According to my stats, 25 days ago, I wrote a blog about the arrival of Fall and how all the goats were suddenly triggered into uncontrollable, fence destroying, face-peeing, doe-chasing rut. There were some other nasty, anatomically improbable things going on too, which I imagine that seasoned buck-keepers are very aware of, but I'm going to gloss right on over that, because this is a family blog, y'all. And because gag. Just gag.
I'm happy to report that the boys have calmed down nicely, mostly due to the fact that the girls have all settled, and are no longer backing their patooties up to the adjoining fence and wagging their tails invitingly. This is the kind of behaviour that has me carrying industrial zip ties in my pockets at all times, because the much-maligned-during-rut-Tipp will simply lower his head and walk right on through that wire like it's not even there.

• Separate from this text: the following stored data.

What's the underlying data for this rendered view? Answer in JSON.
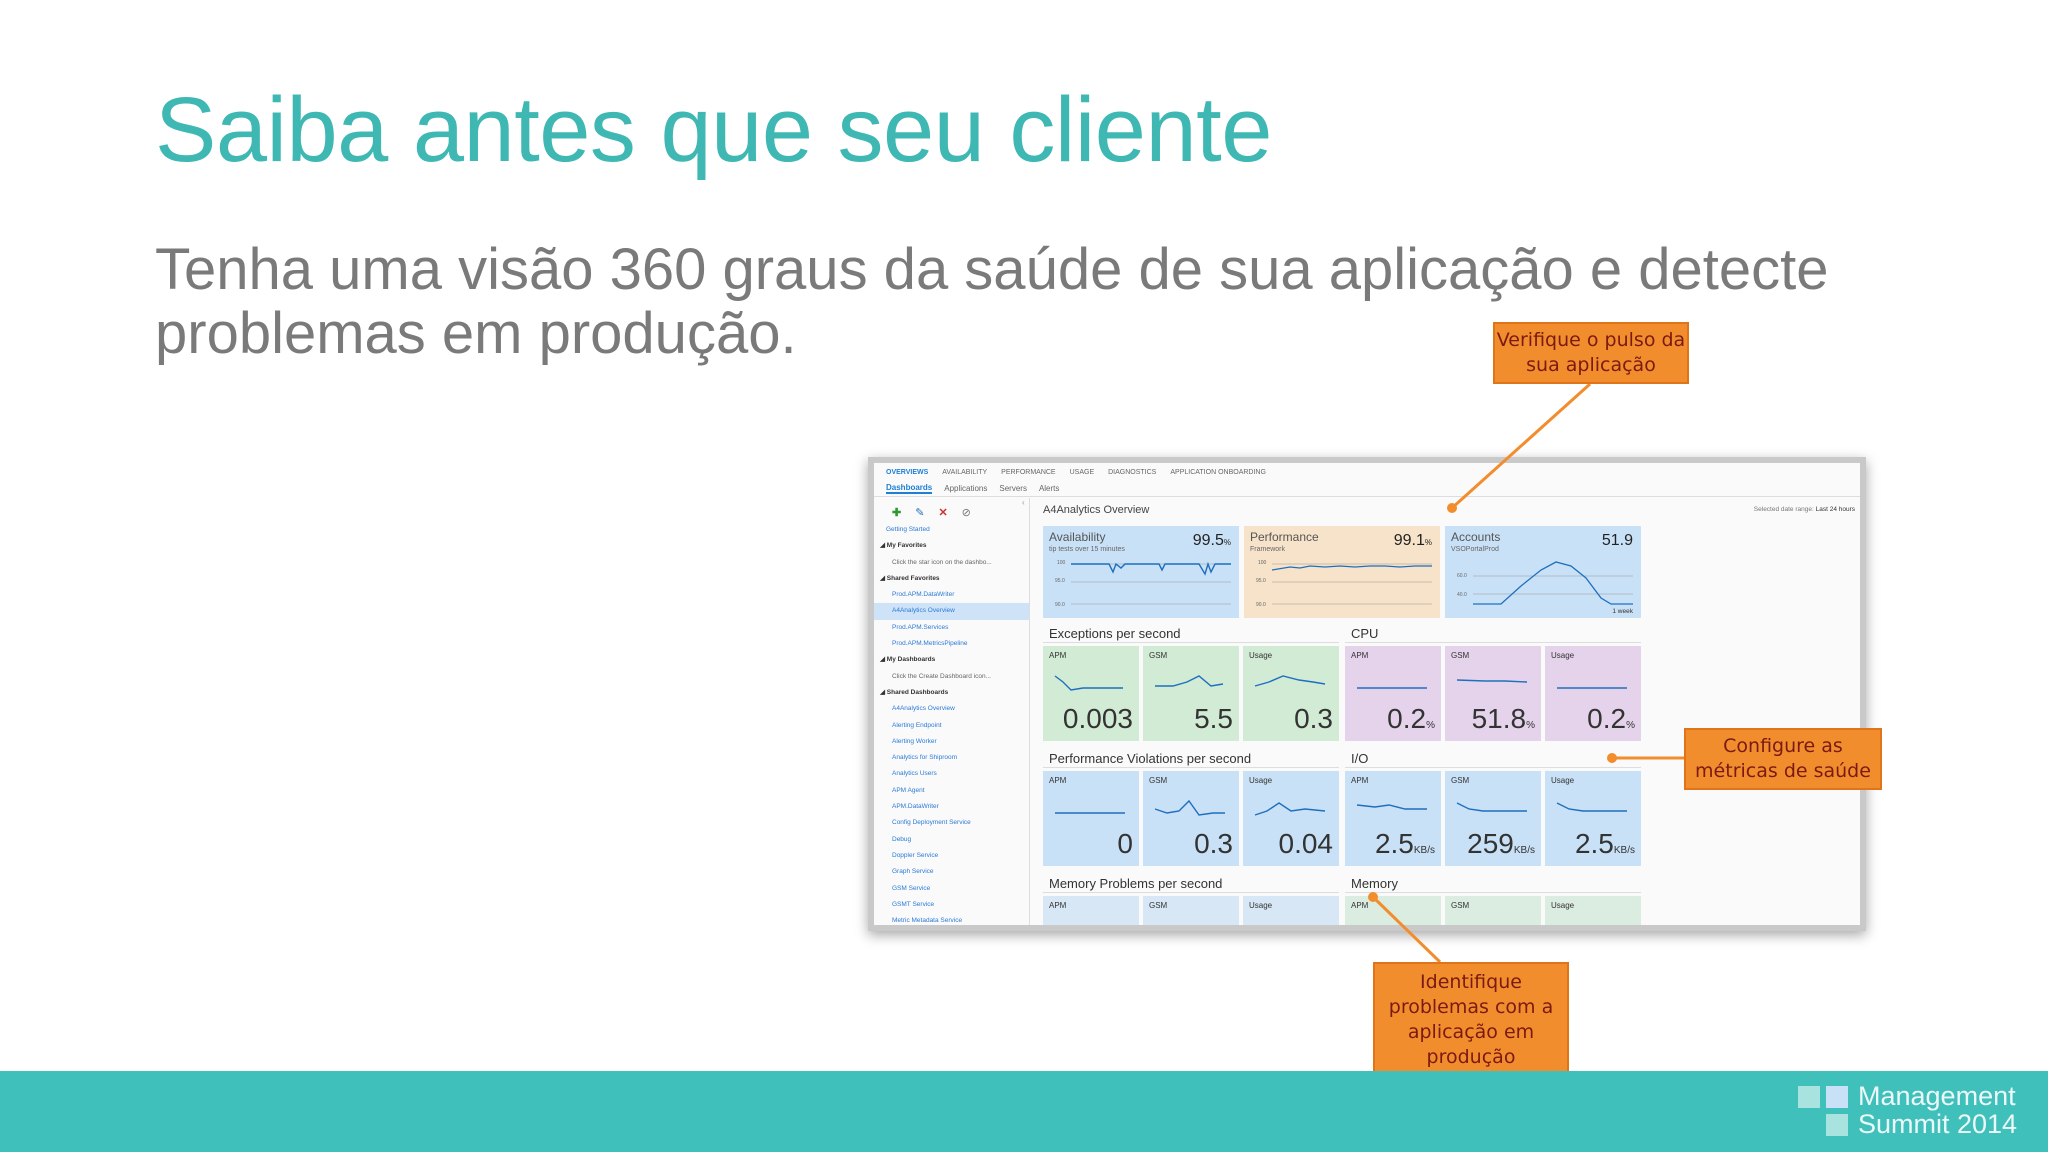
{
  "slide": {
    "title": "Saiba antes que seu cliente",
    "subtitle": "Tenha uma visão 360 graus da saúde de sua aplicação e detecte problemas em produção."
  },
  "footer": {
    "brand_line1": "Management",
    "brand_line2": "Summit 2014",
    "color": "#3fc0bb"
  },
  "callouts": {
    "pulse": "Verifique o pulso da sua aplicação",
    "metrics": "Configure as métricas de saúde",
    "problems": "Identifique problemas com a aplicação em produção",
    "color": "#f28d2e"
  },
  "screenshot": {
    "top_nav": [
      "OVERVIEWS",
      "AVAILABILITY",
      "PERFORMANCE",
      "USAGE",
      "DIAGNOSTICS",
      "APPLICATION ONBOARDING"
    ],
    "sub_nav": [
      "Dashboards",
      "Applications",
      "Servers",
      "Alerts"
    ],
    "sidebar": [
      {
        "text": "Getting Started",
        "kind": "link"
      },
      {
        "text": "◢ My Favorites",
        "kind": "head"
      },
      {
        "text": "Click the star icon on the dashbo...",
        "kind": "note"
      },
      {
        "text": "◢ Shared Favorites",
        "kind": "head"
      },
      {
        "text": "Prod.APM.DataWriter",
        "kind": "link"
      },
      {
        "text": "A4Analytics Overview",
        "kind": "link sel"
      },
      {
        "text": "Prod.APM.Services",
        "kind": "link"
      },
      {
        "text": "Prod.APM.MetricsPipeline",
        "kind": "link"
      },
      {
        "text": "◢ My Dashboards",
        "kind": "head"
      },
      {
        "text": "Click the Create Dashboard icon...",
        "kind": "note"
      },
      {
        "text": "◢ Shared Dashboards",
        "kind": "head"
      },
      {
        "text": "A4Analytics Overview",
        "kind": "link"
      },
      {
        "text": "Alerting Endpoint",
        "kind": "link"
      },
      {
        "text": "Alerting Worker",
        "kind": "link"
      },
      {
        "text": "Analytics for Shiproom",
        "kind": "link"
      },
      {
        "text": "Analytics Users",
        "kind": "link"
      },
      {
        "text": "APM Agent",
        "kind": "link"
      },
      {
        "text": "APM.DataWriter",
        "kind": "link"
      },
      {
        "text": "Config Deployment Service",
        "kind": "link"
      },
      {
        "text": "Debug",
        "kind": "link"
      },
      {
        "text": "Doppler Service",
        "kind": "link"
      },
      {
        "text": "Graph Service",
        "kind": "link"
      },
      {
        "text": "GSM Service",
        "kind": "link"
      },
      {
        "text": "GSMT Service",
        "kind": "link"
      },
      {
        "text": "Metric Metadata Service",
        "kind": "link"
      }
    ],
    "dashboard_title": "A4Analytics Overview",
    "date_range_label": "Selected date range:",
    "date_range_value": "Last 24 hours",
    "kpis": [
      {
        "label": "Availability",
        "sub": "tip tests over 15 minutes",
        "value": "99.5",
        "unit": "%",
        "axis": [
          "100",
          "95.0",
          "90.0"
        ],
        "color": "#c9e1f6",
        "foot": ""
      },
      {
        "label": "Performance",
        "sub": "Framework",
        "value": "99.1",
        "unit": "%",
        "axis": [
          "100",
          "95.0",
          "90.0"
        ],
        "color": "#f6e3c9",
        "foot": ""
      },
      {
        "label": "Accounts",
        "sub": "VSOPortalProd",
        "value": "51.9",
        "unit": "",
        "axis": [
          "60.0",
          "40.0"
        ],
        "color": "#c9e1f6",
        "foot": "1 week"
      }
    ],
    "sections": {
      "exceptions": "Exceptions per second",
      "cpu": "CPU",
      "perf_violations": "Performance Violations per second",
      "io": "I/O",
      "memory_problems": "Memory Problems per second",
      "memory": "Memory"
    },
    "tiles_row1": [
      {
        "label": "APM",
        "value": "0.003",
        "unit": ""
      },
      {
        "label": "GSM",
        "value": "5.5",
        "unit": ""
      },
      {
        "label": "Usage",
        "value": "0.3",
        "unit": ""
      },
      {
        "label": "APM",
        "value": "0.2",
        "unit": "%"
      },
      {
        "label": "GSM",
        "value": "51.8",
        "unit": "%"
      },
      {
        "label": "Usage",
        "value": "0.2",
        "unit": "%"
      }
    ],
    "tiles_row2": [
      {
        "label": "APM",
        "value": "0",
        "unit": ""
      },
      {
        "label": "GSM",
        "value": "0.3",
        "unit": ""
      },
      {
        "label": "Usage",
        "value": "0.04",
        "unit": ""
      },
      {
        "label": "APM",
        "value": "2.5",
        "unit": "KB/s"
      },
      {
        "label": "GSM",
        "value": "259",
        "unit": "KB/s"
      },
      {
        "label": "Usage",
        "value": "2.5",
        "unit": "KB/s"
      }
    ],
    "tiles_row3": [
      {
        "label": "APM"
      },
      {
        "label": "GSM"
      },
      {
        "label": "Usage"
      },
      {
        "label": "APM"
      },
      {
        "label": "GSM"
      },
      {
        "label": "Usage"
      }
    ]
  }
}
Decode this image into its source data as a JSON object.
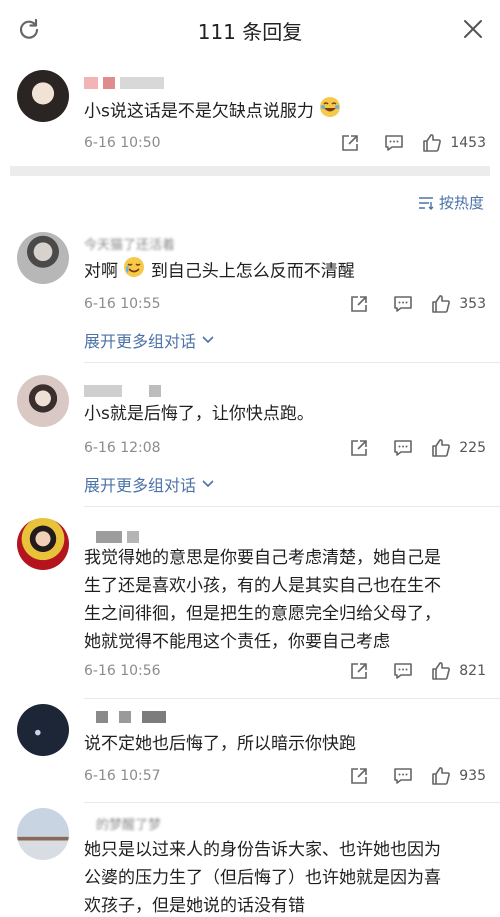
{
  "header": {
    "title": "111 条回复",
    "refresh_icon": "refresh-icon",
    "close_icon": "close-icon"
  },
  "main_comment": {
    "text": "小s说这话是不是欠缺点说服力",
    "time": "6-16 10:50",
    "likes": "1453"
  },
  "sort": {
    "label": "按热度",
    "icon": "sort-icon"
  },
  "replies": [
    {
      "name": "今天猫了还活着",
      "text": "对啊",
      "text_suffix": "到自己头上怎么反而不清醒",
      "time": "6-16 10:55",
      "likes": "353",
      "more": "展开更多组对话"
    },
    {
      "text": "小s就是后悔了，让你快点跑。",
      "time": "6-16 12:08",
      "likes": "225",
      "more": "展开更多组对话"
    },
    {
      "text_lines": [
        "我觉得她的意思是你要自己考虑清楚，她自己是",
        "生了还是喜欢小孩，有的人是其实自己也在生不",
        "生之间徘徊，但是把生的意愿完全归给父母了，",
        "她就觉得不能甩这个责任，你要自己考虑"
      ],
      "time": "6-16 10:56",
      "likes": "821"
    },
    {
      "text": "说不定她也后悔了，所以暗示你快跑",
      "time": "6-16 10:57",
      "likes": "935"
    },
    {
      "name": "的梦醒了梦",
      "text_lines": [
        "她只是以过来人的身份告诉大家、也许她也因为",
        "公婆的压力生了（但后悔了）也许她就是因为喜",
        "欢孩子，但是她说的话没有错"
      ]
    }
  ],
  "colors": {
    "link": "#4b73a8",
    "meta": "#8b8b8b",
    "separator": "#ececec"
  }
}
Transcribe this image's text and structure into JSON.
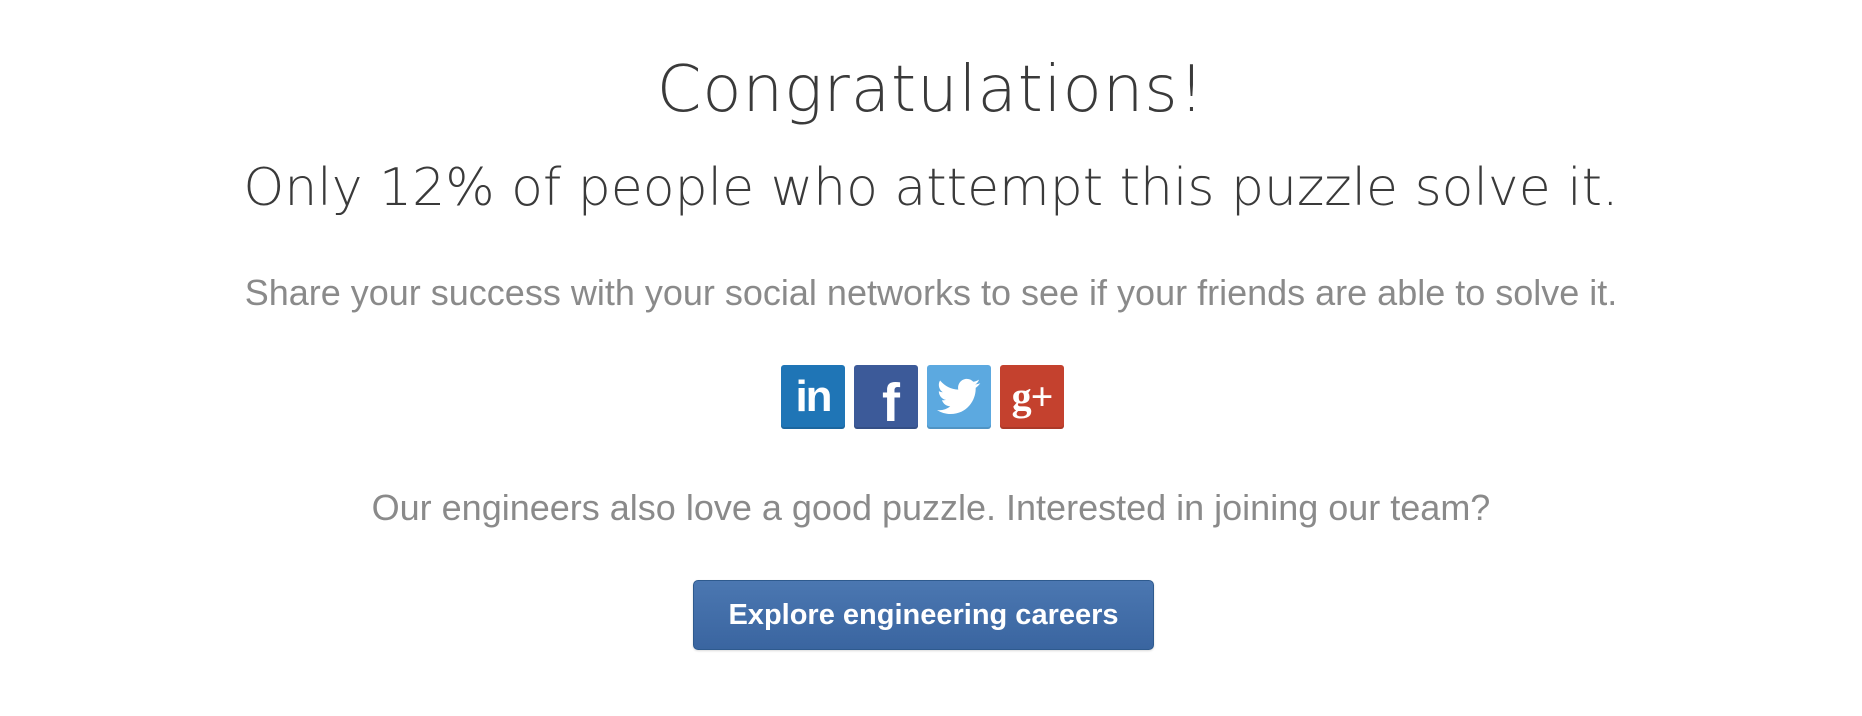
{
  "heading": {
    "title": "Congratulations!",
    "subtitle": "Only 12% of people who attempt this puzzle solve it."
  },
  "share": {
    "prompt": "Share your success with your social networks to see if your friends are able to solve it.",
    "networks": [
      {
        "name": "linkedin",
        "icon": "linkedin-icon",
        "glyph": "in",
        "color": "#1f75b6"
      },
      {
        "name": "facebook",
        "icon": "facebook-icon",
        "glyph": "f",
        "color": "#3c5a99"
      },
      {
        "name": "twitter",
        "icon": "twitter-icon",
        "glyph": "bird",
        "color": "#5ca9e0"
      },
      {
        "name": "google-plus",
        "icon": "google-plus-icon",
        "glyph": "g+",
        "color": "#c4412e"
      }
    ]
  },
  "careers": {
    "prompt": "Our engineers also love a good puzzle. Interested in joining our team?",
    "button_label": "Explore engineering careers",
    "button_color": "#416ea8"
  }
}
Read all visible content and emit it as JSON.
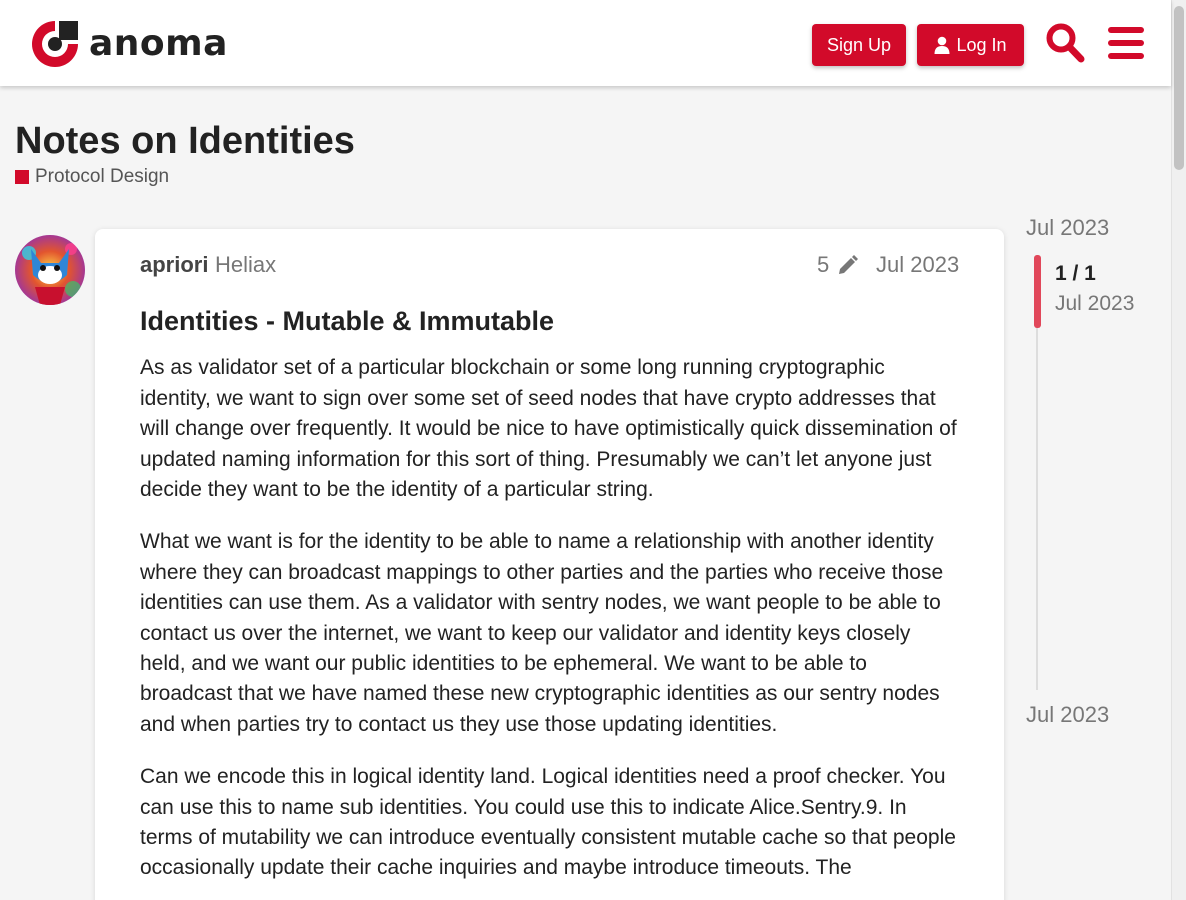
{
  "header": {
    "logo_text": "anoma",
    "signup_label": "Sign Up",
    "login_label": "Log In",
    "search_icon": "search-icon",
    "menu_icon": "hamburger-menu-icon"
  },
  "topic": {
    "title": "Notes on Identities",
    "category": "Protocol Design",
    "category_color": "#d20a2a"
  },
  "post": {
    "username": "apriori",
    "user_title": "Heliax",
    "edit_count": "5",
    "date": "Jul 2023",
    "heading": "Identities - Mutable & Immutable",
    "paragraphs": [
      "As as validator set of a particular blockchain or some long running cryptographic identity, we want to sign over some set of seed nodes that have crypto addresses that will change over frequently. It would be nice to have optimistically quick dissemination of updated naming information for this sort of thing. Presumably we can’t let anyone just decide they want to be the identity of a particular string.",
      "What we want is for the identity to be able to name a relationship with another identity where they can broadcast mappings to other parties and the parties who receive those identities can use them. As a validator with sentry nodes, we want people to be able to contact us over the internet, we want to keep our validator and identity keys closely held, and we want our public identities to be ephemeral. We want to be able to broadcast that we have named these new cryptographic identities as our sentry nodes and when parties try to contact us they use those updating identities.",
      "Can we encode this in logical identity land. Logical identities need a proof checker. You can use this to name sub identities. You could use this to indicate Alice.Sentry.9. In terms of mutability we can introduce eventually consistent mutable cache so that people occasionally update their cache inquiries and maybe introduce timeouts. The"
    ]
  },
  "timeline": {
    "top_date": "Jul 2023",
    "position": "1 / 1",
    "handle_date": "Jul 2023",
    "bottom_date": "Jul 2023"
  },
  "colors": {
    "accent": "#d20a2a",
    "timeline_handle": "#e1475a"
  }
}
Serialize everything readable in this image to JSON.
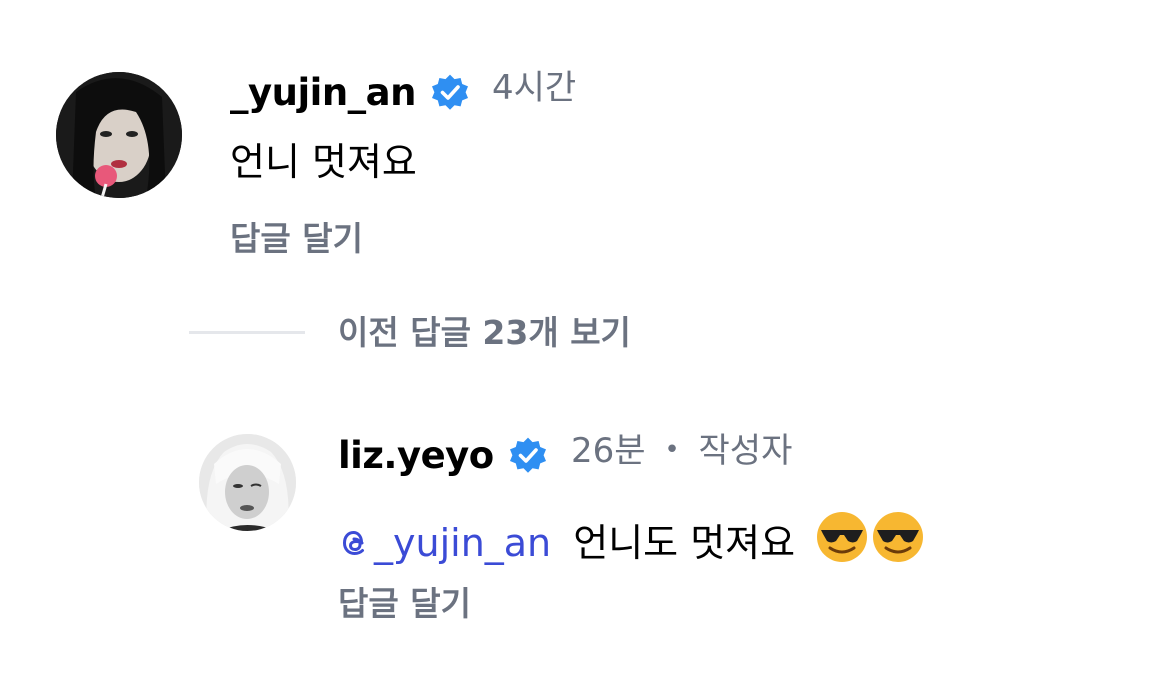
{
  "comments": [
    {
      "username": "_yujin_an",
      "time": "4시간",
      "text": "언니 멋져요",
      "reply_label": "답글 달기"
    }
  ],
  "view_previous_replies": "이전 답글 23개 보기",
  "reply": {
    "username": "liz.yeyo",
    "time": "26분",
    "separator": "•",
    "author_badge": "작성자",
    "mention": "_yujin_an",
    "text": "언니도 멋져요",
    "emojis": [
      "smiling-face-with-sunglasses",
      "smiling-face-with-sunglasses"
    ],
    "reply_label": "답글 달기"
  },
  "colors": {
    "verified": "#2f8ff2",
    "mention": "#3b4bd6",
    "muted": "#6b7280"
  }
}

My far more polite Nigerian bucks have done their jobs and also helped me to discover a useful little breeding season trick this year. Turns out that the location of my buck pen, half way between the barn and the pasture, is a good place for it to be. Every morning, as I herd my ladies out of the barn and out to munch grass, they have to walk past the buck pen. Those who are not cycling and those who are already bred, simply trit-trot on past, and head on out to graze. Those who happen to be re-cycling, pause on the way past the stinky boys, and wag their tails, sending the boys into blubbing ecstasy. Kind of like a goat-sieve, if you will, that catches the ladies needing a return vist to the honeymoon suite. Darn useful, I have to say.
I had hopes for lambs this year but, being new to sheep, I'm not altogether certain that my young ram is redy to breed the girls yet. I've not seen anything exciting happen, but then again, they can be shy. I remember saying the same thing about my angoras back when I first got them, and then being delighted by a full complement of babies!
I can't wait to see what spring brings!
On an entirely seperate note... does it strike you as the right time of year for this?!
A broody hen. In November. She's sitting on a dozen eggs, but I've lost count of how long she's been there. Maybe she will surprise me with little peeps at some point, but honestly, I think it's simply too cold out there. She may be out of luck until next year. I do love this about the buffs, they're so naturally broody. It's a trait that's been bred out of so many of the production breeds, and I do love to see it in a true heritage bird.
I leave you with this fina; image of the very interior of our woodlands, leaves browned and falling - and the tree stand already up! While hunting season isn't open here yet, we sure are enjoying brisk fall walks and the sight of groups of deer playing at the edges of the pastures.
If you're celebrating the spoils of bow season already - happy hunting!